Ленинград—Франкфурт-на-Майне—Иерусалим—Санкт-Петербург— Франкфурт-на-Майне
1990—1996
ПРИМЕЧАНИЯ:

(1) Автоматическая принадлежность евреев к «Прогрессивному Человечеству», с XVIII-го века особый род политической и (само)идентификационной ловушки, является темой особого «протокола» и здесь не затрагивается.

(2) Любопытно и вместе страшновато наблюдать, как старательно западный человек путается в двух невысоких еврейских сосенках: «религия еврейство — или народ?» Оказывается то тем, то другим, смотря что по моменту выгоднее, но никогда и тем, и другим одновременно, чем, собственно, и является. Почему-то у света, который, по слухам, одновременно и волна, и партикула, это никого не смущает.

(3)Верующий еврей, соблюдающий разделение мясного и молочного, не имеет никакой гарантии, что именно это требуется от него Богом и имеется в виду в соответствующей заповеди про козленка, неваримого в молоке матери его. Единственная гарантия, которую еврей имеет — так это то, что «хуже точно не будет»: нигде в Торе не сказано, что евреи обязаны заправлять свой борщ сметаной.

(4) По смыслу статьи, скорее, «к нашему ноумену».

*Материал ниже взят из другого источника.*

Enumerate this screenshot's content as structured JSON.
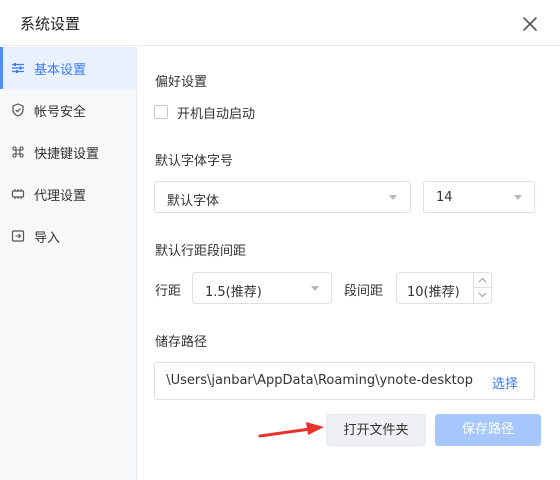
{
  "window": {
    "title": "系统设置"
  },
  "sidebar": {
    "items": [
      {
        "label": "基本设置",
        "icon": "sliders-icon",
        "active": true
      },
      {
        "label": "帐号安全",
        "icon": "shield-icon",
        "active": false
      },
      {
        "label": "快捷键设置",
        "icon": "command-icon",
        "active": false
      },
      {
        "label": "代理设置",
        "icon": "proxy-icon",
        "active": false
      },
      {
        "label": "导入",
        "icon": "import-icon",
        "active": false
      }
    ]
  },
  "preferences": {
    "title": "偏好设置",
    "autostart_label": "开机自动启动",
    "autostart_checked": false
  },
  "font": {
    "title": "默认字体字号",
    "family_value": "默认字体",
    "size_value": "14"
  },
  "spacing": {
    "title": "默认行距段间距",
    "line_label": "行距",
    "line_value": "1.5(推荐)",
    "paragraph_label": "段间距",
    "paragraph_value": "10(推荐)"
  },
  "storage": {
    "title": "储存路径",
    "path_value": "C:\\Users\\janbar\\AppData\\Roaming\\ynote-desktop",
    "choose_label": "选择",
    "open_folder_label": "打开文件夹",
    "save_path_label": "保存路径"
  },
  "colors": {
    "accent": "#3b7cf5",
    "active_bg": "#e9f1fe",
    "save_button_disabled": "#a6c7fb",
    "annotation_arrow": "#e8332a"
  }
}
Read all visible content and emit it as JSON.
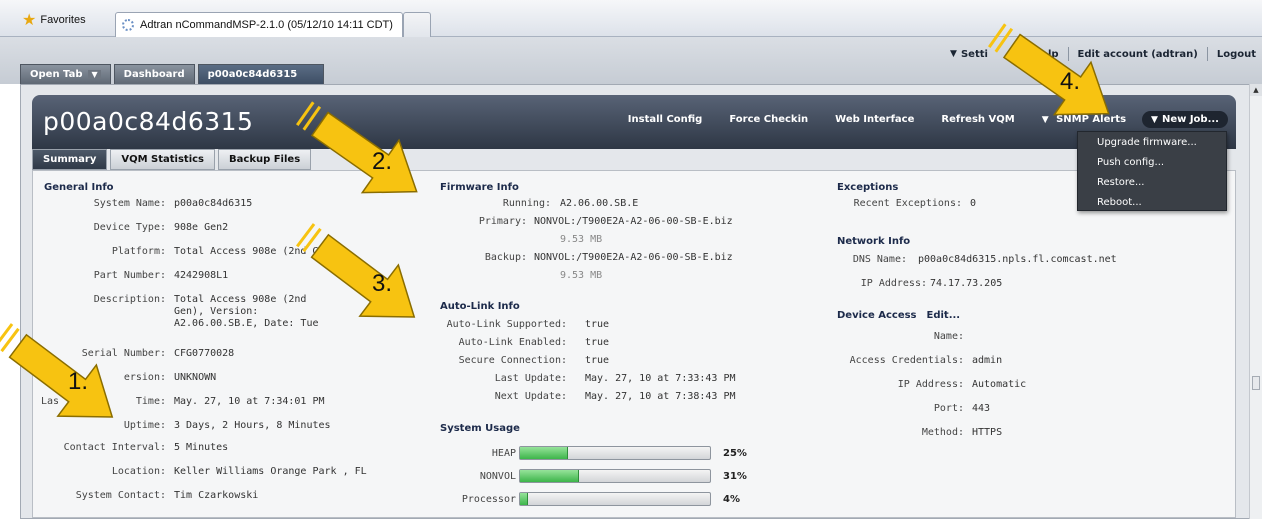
{
  "browser": {
    "favorites": "Favorites",
    "tab_title": "Adtran nCommandMSP-2.1.0 (05/12/10 14:11 CDT)"
  },
  "top_links": {
    "settings": "Setti",
    "help": "lp",
    "edit_account": "Edit account (adtran)",
    "logout": "Logout"
  },
  "app_tabs": [
    "Open Tab",
    "Dashboard",
    "p00a0c84d6315"
  ],
  "device": {
    "title": "p00a0c84d6315",
    "actions": [
      "Install Config",
      "Force Checkin",
      "Web Interface",
      "Refresh VQM",
      "SNMP Alerts"
    ],
    "new_job": "New Job...",
    "sub_tabs": [
      "Summary",
      "VQM Statistics",
      "Backup Files"
    ]
  },
  "menu": [
    "Upgrade firmware...",
    "Push config...",
    "Restore...",
    "Reboot..."
  ],
  "general_info": {
    "title": "General Info",
    "system_name_label": "System Name:",
    "system_name": "p00a0c84d6315",
    "device_type_label": "Device Type:",
    "device_type": "908e Gen2",
    "platform_label": "Platform:",
    "platform": "Total Access 908e (2nd Gen",
    "part_number_label": "Part Number:",
    "part_number": "4242908L1",
    "description_label": "Description:",
    "description_1": "Total Access 908e (2nd",
    "description_2": "Gen), Version:",
    "description_3": "A2.06.00.SB.E, Date: Tue",
    "serial_label": "Serial Number:",
    "serial": "CFG0770028",
    "hw_version_label": "ersion:",
    "hw_version": "UNKNOWN",
    "last_time_label_a": "Las",
    "last_time_label_b": "Time:",
    "last_time": "May. 27, 10 at 7:34:01 PM",
    "uptime_label": "Uptime:",
    "uptime": "3 Days, 2 Hours, 8 Minutes",
    "contact_interval_label": "Contact Interval:",
    "contact_interval": "5 Minutes",
    "location_label": "Location:",
    "location": "Keller Williams  Orange Park , FL",
    "system_contact_label": "System Contact:",
    "system_contact": "Tim Czarkowski"
  },
  "firmware_info": {
    "title": "Firmware Info",
    "running_label": "Running:",
    "running": "A2.06.00.SB.E",
    "primary_label": "Primary:",
    "primary": "NONVOL:/T900E2A-A2-06-00-SB-E.biz",
    "primary_size": "9.53 MB",
    "backup_label": "Backup:",
    "backup": "NONVOL:/T900E2A-A2-06-00-SB-E.biz",
    "backup_size": "9.53 MB"
  },
  "autolink_info": {
    "title": "Auto-Link Info",
    "supported_label": "Auto-Link Supported:",
    "supported": "true",
    "enabled_label": "Auto-Link Enabled:",
    "enabled": "true",
    "secure_label": "Secure Connection:",
    "secure": "true",
    "last_update_label": "Last Update:",
    "last_update": "May. 27, 10 at 7:33:43 PM",
    "next_update_label": "Next Update:",
    "next_update": "May. 27, 10 at 7:38:43 PM"
  },
  "system_usage": {
    "title": "System Usage",
    "items": [
      {
        "label": "HEAP",
        "percent_text": "25%",
        "fraction": 0.25
      },
      {
        "label": "NONVOL",
        "percent_text": "31%",
        "fraction": 0.31
      },
      {
        "label": "Processor",
        "percent_text": "4%",
        "fraction": 0.04
      }
    ]
  },
  "exceptions": {
    "title": "Exceptions",
    "recent_label": "Recent Exceptions:",
    "recent": "0"
  },
  "network_info": {
    "title": "Network Info",
    "dns_label": "DNS Name:",
    "dns": "p00a0c84d6315.npls.fl.comcast.net",
    "ip_label": "IP Address:",
    "ip": "74.17.73.205"
  },
  "device_access": {
    "title": "Device Access",
    "edit": "Edit...",
    "name_label": "Name:",
    "name": "",
    "credentials_label": "Access Credentials:",
    "credentials": "admin",
    "ip_label": "IP Address:",
    "ip": "Automatic",
    "port_label": "Port:",
    "port": "443",
    "method_label": "Method:",
    "method": "HTTPS"
  },
  "annotations": [
    "1.",
    "2.",
    "3.",
    "4."
  ],
  "colors": {
    "arrow_fill": "#f7c311",
    "arrow_stroke": "#8a6d00",
    "bar_fill": "#4cc45a",
    "header": "#3a4454"
  }
}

(5) Или прилагательное «немецкий» в национал-социалистическом языке (могу это подтвердить в результате личного знакомства с образцами). Или прилагательное «исламский» — в языке становящегося Третьего Тоталитаризма (предположение выдвигается на основе доказанного парадигматического сходства первых двух).

(6) Еще в середине ХХ века в глухих португальских деревнях потомков марранов (что в переводе, как известно, означает «свинья») называли «евреями». Как видите — продержалось пять веков. Хотя, конечно, вечно держаться не может, иначе где же наши десять колен?

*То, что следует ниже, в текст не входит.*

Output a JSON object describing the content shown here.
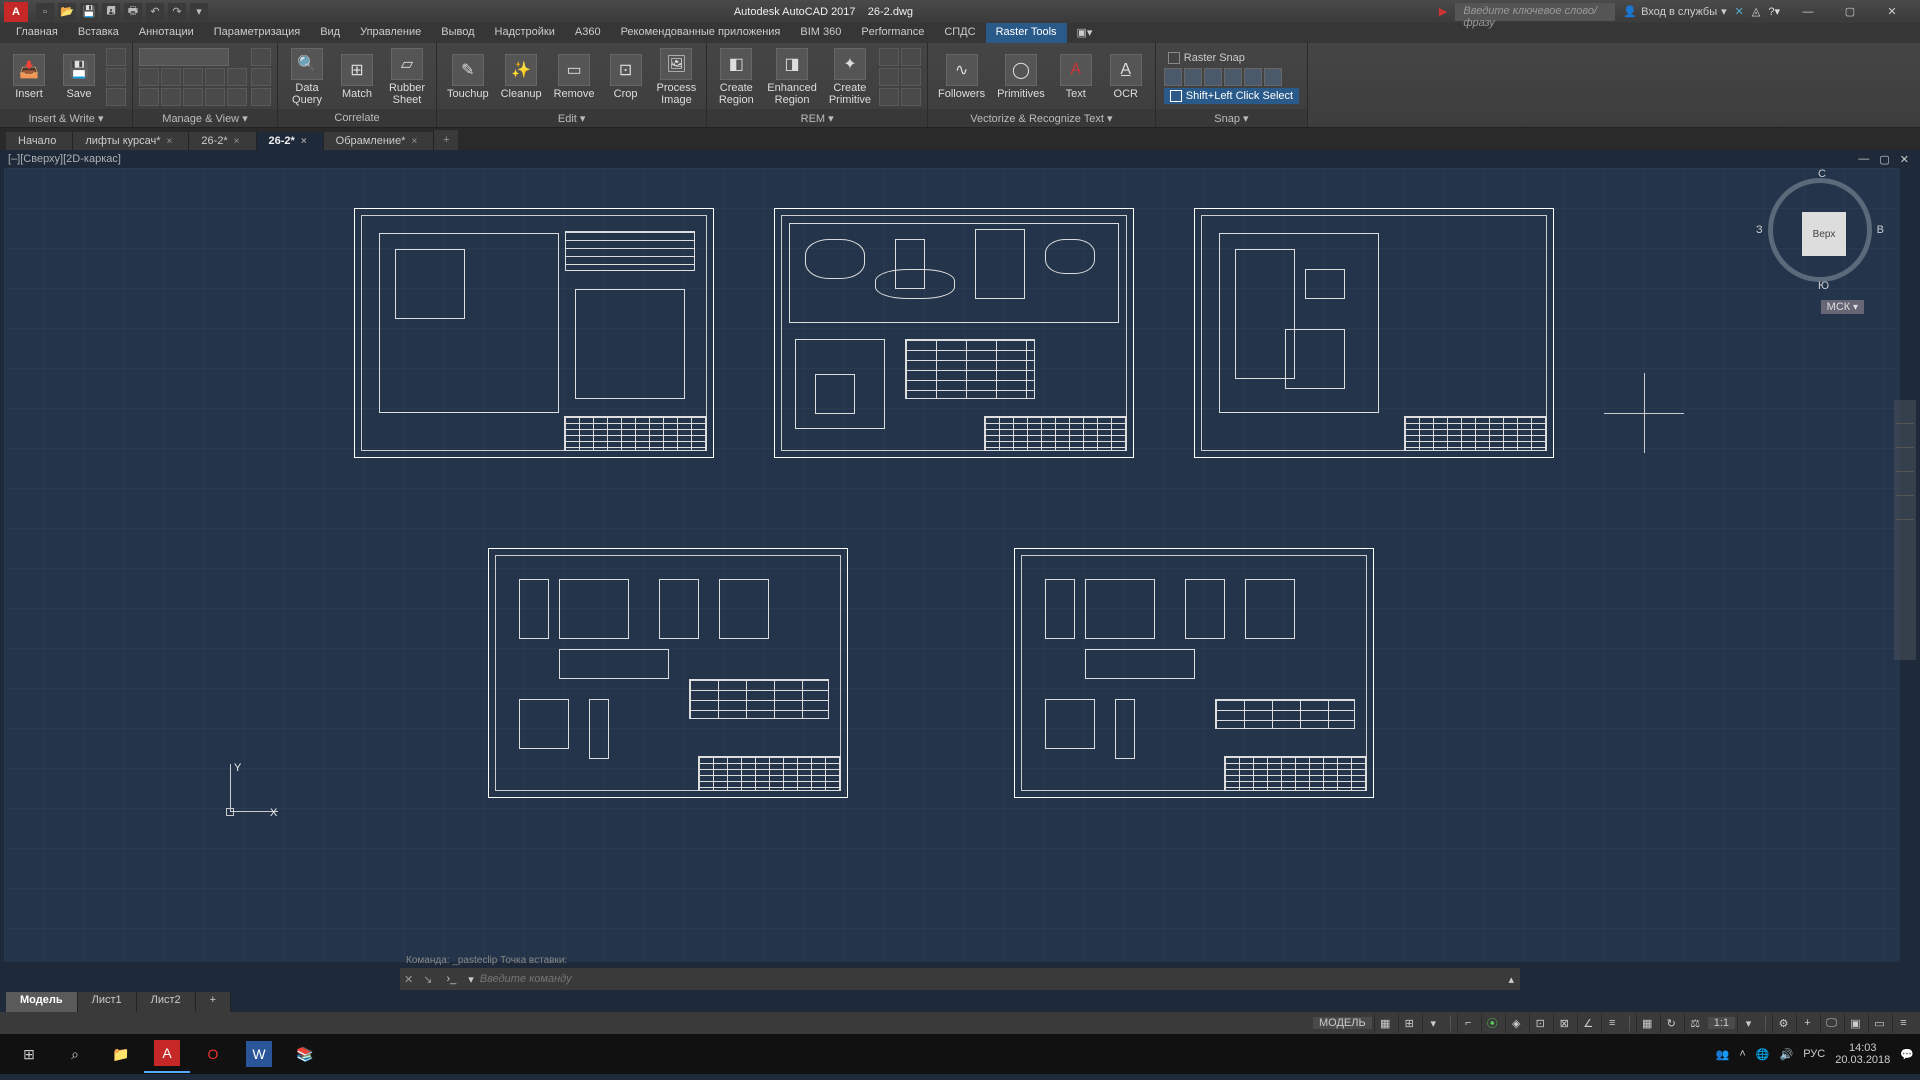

(7) Или «полукрещеных» — до такий степени приведших свою «мозаическую веру» в соответствие с европейским прогрессом и гуманностью XIX века, что она превратилась как бы в культурно-социальное алиби — в крещение без унижения крещением, причем понятие унижения тоже взято из европейского же, «христианско-рыцарского» набора представлений.

(8) Если угодно, «метаисторическую», хотя, конечно, словечко сильно заплеванное.

(9) Хочу на этом месте напомнить, что советская модель, так же, как в свое время и национал-социалистская, является, наряду с «западной демократией», одним из следствий усвоения в XVII-XVIII вв. идеи Прогресса христианским обществом, под воздействием Ренессанса потерявшим мучительно (из)обретенное в Средние Века и вообще-то маловозможное равновесие между украденной еврейской библией и награбленной греко-римской античностью. Поэтому грамматики тоталитарные несли, несут и будут нести в себе (коль скоро возникнут) «генетические следы» общезападной грамматики, как и с какими намерениями эти следы ни пытайся вытравливать или маскировать.

БОЛЕЕ ИЛИ МЕНЕЕ СЕКРЕТНЫЙ ПРОТОКОЛ: 3 комментария

  1. Исчерпывающе в своем роде.

    Собственно, каждый еврей-нееврей ответ на «еврейский вопрос» (вкупе с иными вопросами) дает своей жизнью. Деяниями или недеяниями и т.д.